Keeping double letters together also helps. For example, it’s much easier to figure out aoccdrnig and mttaer than it is to figure out adcinorcg and metatr.
There is evidence to suggest that ascending and descending elements also play a role and that what we recognize is the shape of a word. Mixed-case text, like alternating capital letters, is hard to read because it changes the shape of a word so much, even if all the letters are in the right place.
If you play around with this generator, you can see for yourself how randomizing the middle letters of words can make text very hard to read. Here’s what:
The adkmgowenlcent – whcih cmeos in a reropt of new mcie etpnremxeis taht ddin’t iotdncure scuh mantiotus – isn’t thelcclnaiy a rtoatriecn of tiher eearlir fidginns, but it geos a lnog way to shnwiog taht the aalrm blels suhold plarobby neevr hvae been sdnuoed in the fsrit plcae.
This one might be a little bit of a cheat, since it’s a paragraph from a ScienceAlert article about CRISPR.
The acknowledgment – which comes in a report of new mice experiments that didn’t introduce such mutations – isn’t technically a retraction of their earlier findings, but it goes a long way to showing that the alarm bells should probably never have been sounded in the first place.

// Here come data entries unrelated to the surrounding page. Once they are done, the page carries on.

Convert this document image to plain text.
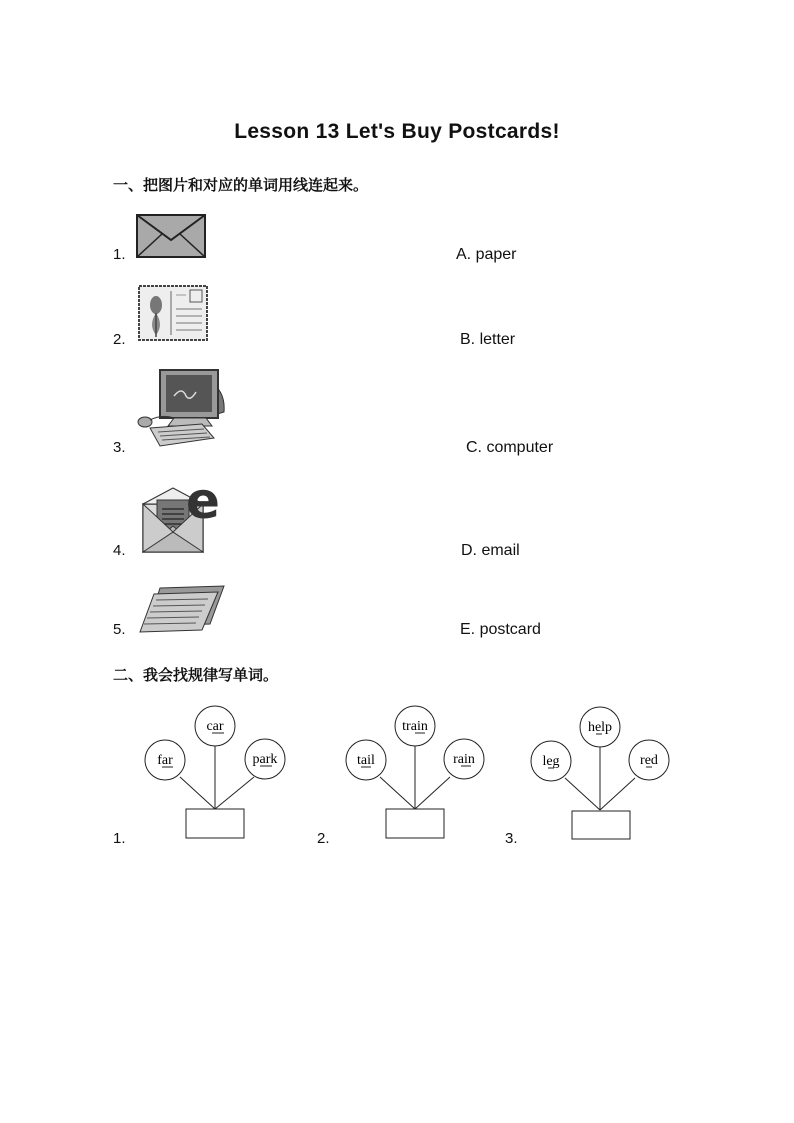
Lesson 13 Let's Buy Postcards!
一、把图片和对应的单词用线连起来。
1.
2.
3.
4.
5.
e
A. paper
B. letter
C. computer
D. email
E. postcard
二、我会找规律写单词。
1.	2.	3.
far
car
park	tail
train
rain	leg
help
red
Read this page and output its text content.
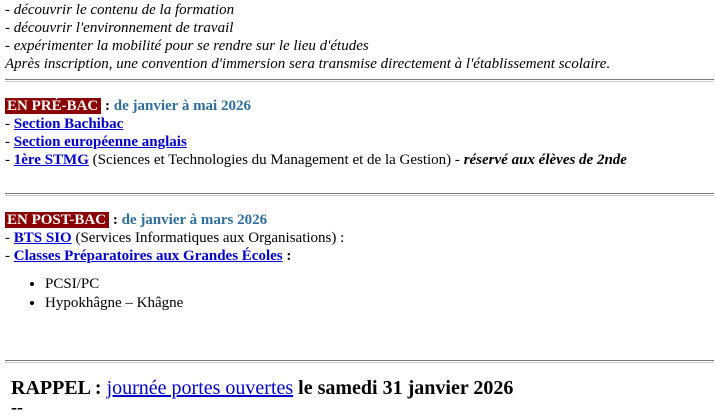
- découvrir le contenu de la formation
- découvrir l'environnement de travail
- expérimenter la mobilité pour se rendre sur le lieu d'études
Après inscription, une convention d'immersion sera transmise directement à l'établissement scolaire.
EN PRÉ-BAC : de janvier à mai 2026
- Section Bachibac
- Section européenne anglais
- 1ère STMG (Sciences et Technologies du Management et de la Gestion) - réservé aux élèves de 2nde
EN POST-BAC : de janvier à mars 2026
- BTS SIO (Services Informatiques aux Organisations) :
- Classes Préparatoires aux Grandes Écoles :
• PCSI/PC
• Hypokhâgne – Khâgne
RAPPEL : journée portes ouvertes le samedi 31 janvier 2026
--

Try this one out and see how it goes.
Soaesn of mtiss and mloelw ftisnflurues,
Csloe boosm-feinrd of the mrtuniag sun;
Cnponsiirg wtih him how to laod and besls
Wtih friut the viens taht runod the tahtch-eevs run
Those are the first four lines of John Keats’s poem “To Autumn.”
Season of mists and mellow fruitfulness,
Close bosom-friend of the maturing sun;
Conspiring with him how to load and bless
With fruit the vines that round the thatch-eves run
So, there are some interesting ways our brains work when we use prediction and word shape to improve our reading skills, but it’s not as simple as that meme makes it sound.